L’impératrice Catherine II (1762-1796) vit le remède du mal dans l’éducation intellectuelle et morale des jeunes filles.

Elle s’adressa à des personnages de marque dans l’Europe occidentale, notamment à Voltaire, qui résidait alors en Suisse, et demanda qu’on lui envoyât en Russie des femmes-professeurs instruites et bien élevées pour entreprendre, dans son empire, l’éducation primaire et secondaire des jeunes filles de l’aristocratie et de la bourgeoisie.

Le Conseil de la République de Berne, auquel Voltaire s’adressa dans la circonstance, s’opposa formellement au départ d’un certain nombre de jeunes Suissesses, disposées à se faire professeurs en Russie. Le Conseil n’admettait pas qu’une femme qu’on soupçonnait d’avoir fait tuer son époux et dont l’Europe entière citait les amants, pût faire œuvre civilisatrice.

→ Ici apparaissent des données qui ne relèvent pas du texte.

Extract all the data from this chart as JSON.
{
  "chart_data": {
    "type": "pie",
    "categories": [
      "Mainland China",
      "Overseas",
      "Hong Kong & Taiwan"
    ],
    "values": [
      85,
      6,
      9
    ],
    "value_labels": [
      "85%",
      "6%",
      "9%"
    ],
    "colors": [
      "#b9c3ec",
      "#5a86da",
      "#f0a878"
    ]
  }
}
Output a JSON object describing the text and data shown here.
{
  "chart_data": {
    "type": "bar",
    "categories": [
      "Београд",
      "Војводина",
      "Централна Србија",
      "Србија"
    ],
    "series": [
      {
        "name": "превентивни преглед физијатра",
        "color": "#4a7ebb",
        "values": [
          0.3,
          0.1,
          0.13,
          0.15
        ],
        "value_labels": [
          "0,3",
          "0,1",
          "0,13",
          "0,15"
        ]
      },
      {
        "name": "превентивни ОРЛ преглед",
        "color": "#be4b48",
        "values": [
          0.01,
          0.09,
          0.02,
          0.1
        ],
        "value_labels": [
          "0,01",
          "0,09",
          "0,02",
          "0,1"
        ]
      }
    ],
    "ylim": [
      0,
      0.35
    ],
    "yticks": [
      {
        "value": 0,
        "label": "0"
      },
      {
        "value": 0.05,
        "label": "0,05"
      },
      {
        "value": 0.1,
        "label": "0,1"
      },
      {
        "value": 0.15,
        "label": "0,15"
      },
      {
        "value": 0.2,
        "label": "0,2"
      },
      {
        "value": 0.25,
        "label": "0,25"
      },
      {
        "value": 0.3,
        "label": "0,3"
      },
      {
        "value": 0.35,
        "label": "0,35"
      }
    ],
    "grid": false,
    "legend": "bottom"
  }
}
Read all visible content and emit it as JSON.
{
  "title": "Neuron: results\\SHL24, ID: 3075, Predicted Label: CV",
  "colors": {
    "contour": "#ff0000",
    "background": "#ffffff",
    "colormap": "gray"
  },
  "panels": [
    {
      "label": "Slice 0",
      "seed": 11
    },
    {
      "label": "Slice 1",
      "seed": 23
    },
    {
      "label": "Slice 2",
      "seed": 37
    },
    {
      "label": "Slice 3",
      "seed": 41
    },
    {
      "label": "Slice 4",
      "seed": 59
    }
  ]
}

L’Impératrice trouva ailleurs des gouvernants moins pudibonds et fut ainsi à même de créer les Instituts de demoiselles, c’est-à-dire des internats où l’on enseignait aux jeunes filles russes les connaissances élémentaires, beaucoup de français, très peu de sciences, la musique, le dessin, la danse et surtout les belles manières.

Quelque défectueux qu’il paraisse aujourd’hui, cet enseignement fut, à l’époque de sa création, un grand progrès.

Les guerres napoléoniennes, la réaction politique sous Paul et Alexandre Ier arrêtèrent le développement du féminisme en Russie.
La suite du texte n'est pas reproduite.